Era um cigarro em sua boca. A perna descoberta, chamando a atenção, é essa é essa, esse jeans curto, prato sobre este banquete esperando molho. Diminuiu a velocidade até parar e a olhou dos joelhos à barriga, poxa, que coxa, e lambeu os beiços pensando nas delícias que as vestes escondiam. Baixou o vidro da porta do passageiro, viu os braços se estendendo e o rosto surgiu.

Não perguntou o preço, mandou-a entrar para darem uma volta. A roupa e a maquiagem nunca mentem sobre a personalidade nem sobre a idade. Era velha como uma roupa que se esfarela ao lavar, a cor de seus lábios, péssima ideia, estética da pobreza, rosa choque sobre a pele morena. Mas ainda assim, uma delícia de corpo.

Circularam por uns instantes, rádio desligado e, sintética, Quer tudo? Tudo!, nada mais. Ela olhou o volume das calças, toda amarrotada, não acreditou, mas adiante com o trabalho. Ele nem olhou para o lado, dirigia lentamente, com a obstinação de quem mentaliza cada metro percorrido, sentindo cada impressão sem pressa, meio zen.

A mulher pegou o seu maço, mas quando foi acender Não! olho torto e desconfiança, a mão que segurava o câmbio passou por trás de sua cabeça e a guiou para baixo do volante Tem de pagar antes! soltou-a, então. Outra intermitência. Tinha fome e paciência, ela acendeu o cigarro. Quanto custa isso? Uns dez? Dez. Passou pela Anchieta e virou para entrar no Cambuí, muitos prédios, árvores, estacionou. Tome cinco, depois dou o resto, agora engole! Ela jogou o cigarro pra fora e fechou a janela, acumulou saliva e fez o que devia.
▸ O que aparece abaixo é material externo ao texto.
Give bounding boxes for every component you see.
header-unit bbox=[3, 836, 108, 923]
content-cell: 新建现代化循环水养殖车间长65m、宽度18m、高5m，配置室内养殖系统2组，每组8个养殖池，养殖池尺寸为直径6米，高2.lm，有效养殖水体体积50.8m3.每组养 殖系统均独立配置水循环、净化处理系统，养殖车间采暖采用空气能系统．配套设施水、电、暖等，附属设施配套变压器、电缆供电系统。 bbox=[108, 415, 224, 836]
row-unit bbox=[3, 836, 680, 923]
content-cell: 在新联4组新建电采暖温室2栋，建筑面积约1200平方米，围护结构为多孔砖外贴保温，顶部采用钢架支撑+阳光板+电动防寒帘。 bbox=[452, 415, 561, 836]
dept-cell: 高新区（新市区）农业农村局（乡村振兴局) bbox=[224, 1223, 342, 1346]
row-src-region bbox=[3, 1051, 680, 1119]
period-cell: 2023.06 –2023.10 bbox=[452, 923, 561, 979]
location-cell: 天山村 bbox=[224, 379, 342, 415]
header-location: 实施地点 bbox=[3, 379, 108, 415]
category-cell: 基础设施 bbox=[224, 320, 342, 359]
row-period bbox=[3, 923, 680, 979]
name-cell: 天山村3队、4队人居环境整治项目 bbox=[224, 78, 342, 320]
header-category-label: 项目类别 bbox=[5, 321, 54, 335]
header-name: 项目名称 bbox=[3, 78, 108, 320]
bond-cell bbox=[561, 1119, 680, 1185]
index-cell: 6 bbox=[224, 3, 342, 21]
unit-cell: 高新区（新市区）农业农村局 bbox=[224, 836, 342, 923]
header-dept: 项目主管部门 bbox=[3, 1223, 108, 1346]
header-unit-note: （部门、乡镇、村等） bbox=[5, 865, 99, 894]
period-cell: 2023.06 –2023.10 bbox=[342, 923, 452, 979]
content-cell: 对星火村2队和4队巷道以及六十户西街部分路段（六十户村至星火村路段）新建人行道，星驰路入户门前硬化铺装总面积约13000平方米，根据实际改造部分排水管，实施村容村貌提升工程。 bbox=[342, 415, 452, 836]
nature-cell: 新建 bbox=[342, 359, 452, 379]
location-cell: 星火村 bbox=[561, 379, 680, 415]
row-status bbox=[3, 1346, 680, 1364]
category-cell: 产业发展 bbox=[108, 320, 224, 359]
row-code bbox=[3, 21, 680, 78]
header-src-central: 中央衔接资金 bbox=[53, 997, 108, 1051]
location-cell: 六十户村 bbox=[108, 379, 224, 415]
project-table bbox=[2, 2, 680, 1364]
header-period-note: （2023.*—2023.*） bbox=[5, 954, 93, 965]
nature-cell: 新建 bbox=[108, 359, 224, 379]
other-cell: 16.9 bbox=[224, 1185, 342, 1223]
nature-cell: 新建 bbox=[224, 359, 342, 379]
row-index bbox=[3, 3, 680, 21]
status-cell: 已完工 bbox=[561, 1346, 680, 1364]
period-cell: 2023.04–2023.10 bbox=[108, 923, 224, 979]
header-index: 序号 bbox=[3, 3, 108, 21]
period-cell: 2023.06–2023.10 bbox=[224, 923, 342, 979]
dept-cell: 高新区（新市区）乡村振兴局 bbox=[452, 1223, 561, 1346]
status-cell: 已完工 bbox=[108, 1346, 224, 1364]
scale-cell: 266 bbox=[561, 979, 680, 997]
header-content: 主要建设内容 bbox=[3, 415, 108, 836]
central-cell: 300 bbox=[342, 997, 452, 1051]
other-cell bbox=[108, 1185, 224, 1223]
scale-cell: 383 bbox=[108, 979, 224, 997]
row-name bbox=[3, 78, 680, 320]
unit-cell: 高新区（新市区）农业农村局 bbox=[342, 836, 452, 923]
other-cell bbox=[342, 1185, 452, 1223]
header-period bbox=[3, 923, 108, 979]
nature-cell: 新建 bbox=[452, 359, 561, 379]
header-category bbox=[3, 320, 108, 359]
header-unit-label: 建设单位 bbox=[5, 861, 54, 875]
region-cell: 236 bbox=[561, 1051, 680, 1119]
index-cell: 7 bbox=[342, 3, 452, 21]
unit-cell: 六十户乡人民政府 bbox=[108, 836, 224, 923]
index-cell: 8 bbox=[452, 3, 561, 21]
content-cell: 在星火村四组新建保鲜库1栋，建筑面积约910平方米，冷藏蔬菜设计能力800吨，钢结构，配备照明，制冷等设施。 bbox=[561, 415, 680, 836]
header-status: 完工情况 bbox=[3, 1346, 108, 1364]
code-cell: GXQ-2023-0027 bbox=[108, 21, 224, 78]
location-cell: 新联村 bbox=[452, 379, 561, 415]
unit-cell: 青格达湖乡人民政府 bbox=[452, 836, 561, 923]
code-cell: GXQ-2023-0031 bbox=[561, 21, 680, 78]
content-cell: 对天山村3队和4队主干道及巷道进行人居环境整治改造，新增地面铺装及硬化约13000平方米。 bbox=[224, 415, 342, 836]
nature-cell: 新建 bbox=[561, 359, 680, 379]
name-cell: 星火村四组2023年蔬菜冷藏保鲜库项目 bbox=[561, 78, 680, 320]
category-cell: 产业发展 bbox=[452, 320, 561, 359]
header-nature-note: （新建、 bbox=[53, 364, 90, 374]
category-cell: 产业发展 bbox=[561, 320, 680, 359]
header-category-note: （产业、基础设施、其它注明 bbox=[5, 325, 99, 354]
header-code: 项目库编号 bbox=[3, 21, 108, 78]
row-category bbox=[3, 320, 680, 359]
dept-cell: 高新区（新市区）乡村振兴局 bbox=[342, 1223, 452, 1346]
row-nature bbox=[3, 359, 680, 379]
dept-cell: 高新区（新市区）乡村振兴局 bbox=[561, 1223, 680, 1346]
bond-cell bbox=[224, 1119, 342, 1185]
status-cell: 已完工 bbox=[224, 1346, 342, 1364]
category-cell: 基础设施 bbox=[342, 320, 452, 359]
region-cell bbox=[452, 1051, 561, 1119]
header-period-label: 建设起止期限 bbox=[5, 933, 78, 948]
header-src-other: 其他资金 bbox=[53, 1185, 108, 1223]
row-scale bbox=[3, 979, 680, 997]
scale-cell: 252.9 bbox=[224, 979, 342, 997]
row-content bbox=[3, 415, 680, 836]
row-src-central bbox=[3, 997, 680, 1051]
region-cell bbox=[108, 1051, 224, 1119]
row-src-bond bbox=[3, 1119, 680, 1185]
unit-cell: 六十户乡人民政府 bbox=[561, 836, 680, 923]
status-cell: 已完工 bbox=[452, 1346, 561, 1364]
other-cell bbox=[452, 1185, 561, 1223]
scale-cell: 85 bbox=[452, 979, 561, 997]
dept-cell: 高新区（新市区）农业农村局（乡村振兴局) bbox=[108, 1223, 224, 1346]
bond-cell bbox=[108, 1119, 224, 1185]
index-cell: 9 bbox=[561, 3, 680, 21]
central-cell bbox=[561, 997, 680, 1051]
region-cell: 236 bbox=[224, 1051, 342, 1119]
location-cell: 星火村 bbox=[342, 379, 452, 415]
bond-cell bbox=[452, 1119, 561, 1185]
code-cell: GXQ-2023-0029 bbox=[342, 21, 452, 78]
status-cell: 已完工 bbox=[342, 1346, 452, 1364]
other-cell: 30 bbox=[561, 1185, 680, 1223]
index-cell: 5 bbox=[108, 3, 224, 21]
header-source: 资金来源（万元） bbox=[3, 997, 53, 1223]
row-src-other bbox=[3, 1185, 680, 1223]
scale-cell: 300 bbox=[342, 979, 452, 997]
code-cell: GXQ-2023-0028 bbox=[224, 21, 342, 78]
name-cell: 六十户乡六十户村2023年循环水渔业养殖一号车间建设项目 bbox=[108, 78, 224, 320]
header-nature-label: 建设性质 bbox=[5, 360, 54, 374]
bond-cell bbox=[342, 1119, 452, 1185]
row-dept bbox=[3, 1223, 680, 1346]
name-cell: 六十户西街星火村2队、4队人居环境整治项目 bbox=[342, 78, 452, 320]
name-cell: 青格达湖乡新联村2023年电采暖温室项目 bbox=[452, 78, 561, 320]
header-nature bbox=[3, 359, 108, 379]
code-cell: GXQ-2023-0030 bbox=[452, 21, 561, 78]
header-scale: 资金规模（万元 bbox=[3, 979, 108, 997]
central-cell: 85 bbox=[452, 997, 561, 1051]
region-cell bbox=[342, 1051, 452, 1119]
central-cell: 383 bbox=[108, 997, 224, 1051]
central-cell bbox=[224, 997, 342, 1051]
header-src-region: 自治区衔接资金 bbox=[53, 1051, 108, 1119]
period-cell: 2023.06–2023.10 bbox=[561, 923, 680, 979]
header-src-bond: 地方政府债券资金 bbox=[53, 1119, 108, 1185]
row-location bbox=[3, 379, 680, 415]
Ninguém na rua, exceto vigilantes que passavam de tempos em tempos. Quando ela levantou, ele pediu um cigarro, ele diria Dê-me um cigarro, se ao menos tivesse lido Pronominais, mas não. Não fumava, todavia, ele ainda estava nervoso, embora aquilo. Acendeu, ela também, janelas abertas e as brasas.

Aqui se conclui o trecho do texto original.